Es un recorrido de nombres propios: la esquina de Juanca, la plaza de Javi, el bulevar donde se sienta Rubén. Cada noche, el grupo vuelve a esos mismos puntos. Hay quienes desconfían, quienes no quieren hablar y quienes están de paso. Pero siempre hay alguien que espera. Por eso, las salidas no se suspenden.

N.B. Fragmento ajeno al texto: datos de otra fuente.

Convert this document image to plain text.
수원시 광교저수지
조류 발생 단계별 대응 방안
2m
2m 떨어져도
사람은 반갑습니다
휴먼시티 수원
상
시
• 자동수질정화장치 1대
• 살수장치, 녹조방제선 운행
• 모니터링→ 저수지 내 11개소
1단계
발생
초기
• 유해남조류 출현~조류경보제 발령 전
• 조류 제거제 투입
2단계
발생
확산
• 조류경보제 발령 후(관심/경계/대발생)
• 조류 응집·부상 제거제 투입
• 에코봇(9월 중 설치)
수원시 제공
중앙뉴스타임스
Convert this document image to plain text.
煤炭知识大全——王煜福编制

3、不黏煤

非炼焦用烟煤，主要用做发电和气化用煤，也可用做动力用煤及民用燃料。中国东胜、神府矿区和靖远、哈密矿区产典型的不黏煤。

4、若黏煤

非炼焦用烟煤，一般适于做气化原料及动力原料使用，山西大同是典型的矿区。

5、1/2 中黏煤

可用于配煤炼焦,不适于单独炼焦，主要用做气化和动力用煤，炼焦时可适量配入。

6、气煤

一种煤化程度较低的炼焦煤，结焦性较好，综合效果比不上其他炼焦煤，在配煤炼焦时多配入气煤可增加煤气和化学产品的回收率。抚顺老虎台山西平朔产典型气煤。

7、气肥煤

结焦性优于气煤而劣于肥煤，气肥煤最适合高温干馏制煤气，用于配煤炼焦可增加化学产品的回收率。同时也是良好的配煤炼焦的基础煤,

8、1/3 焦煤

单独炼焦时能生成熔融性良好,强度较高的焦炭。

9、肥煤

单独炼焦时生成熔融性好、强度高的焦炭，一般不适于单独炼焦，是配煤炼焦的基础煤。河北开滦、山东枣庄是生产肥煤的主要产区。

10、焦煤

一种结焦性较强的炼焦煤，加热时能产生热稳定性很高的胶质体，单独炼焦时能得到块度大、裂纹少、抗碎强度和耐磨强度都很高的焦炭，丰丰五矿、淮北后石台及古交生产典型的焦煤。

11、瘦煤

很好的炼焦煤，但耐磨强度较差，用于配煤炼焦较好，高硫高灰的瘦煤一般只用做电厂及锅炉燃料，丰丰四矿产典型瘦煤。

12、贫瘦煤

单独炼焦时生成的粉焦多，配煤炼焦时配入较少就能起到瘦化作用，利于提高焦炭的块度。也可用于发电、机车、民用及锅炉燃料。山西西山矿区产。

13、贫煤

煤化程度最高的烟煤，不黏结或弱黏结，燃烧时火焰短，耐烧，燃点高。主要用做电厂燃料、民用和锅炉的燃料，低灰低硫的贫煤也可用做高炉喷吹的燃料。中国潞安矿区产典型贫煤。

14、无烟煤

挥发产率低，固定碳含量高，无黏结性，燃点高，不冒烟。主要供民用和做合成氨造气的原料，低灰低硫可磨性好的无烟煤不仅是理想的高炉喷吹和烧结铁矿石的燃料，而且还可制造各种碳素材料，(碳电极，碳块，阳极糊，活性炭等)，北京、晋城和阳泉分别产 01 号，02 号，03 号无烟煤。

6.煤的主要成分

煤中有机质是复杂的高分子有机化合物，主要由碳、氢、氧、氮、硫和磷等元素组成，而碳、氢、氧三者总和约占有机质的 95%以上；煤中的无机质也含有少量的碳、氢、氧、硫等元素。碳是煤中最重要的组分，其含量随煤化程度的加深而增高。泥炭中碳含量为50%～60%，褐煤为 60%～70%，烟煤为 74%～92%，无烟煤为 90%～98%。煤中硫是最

Dentro del grupo insisten en que detrás de estas historias no hay decisiones aisladas sino pérdidas, enfermedades, violencia y falta de oportunidades, algo que Martín, voluntario de la Fundación, suele remarcar cuando escucha decir que “alguien está en la calle por elección”.
El termo ya pesa menos. También se conocen nombres nuevos o alguien reaparece después de meses. Cada noche, los voluntarios registran lo que vieron, lo que escucharon, lo que hay que llevar. Dicen que, al principio, cuesta saber cómo hablar, qué decir, cómo acercarse.
“Acompañar —resume Estrella— es estar en las buenas y en las malas. Escuchar, respetar los silencios, dar un abrazo, reírse o llorar juntos. Aprendés, te emocionás, te transformás. Es amistad.”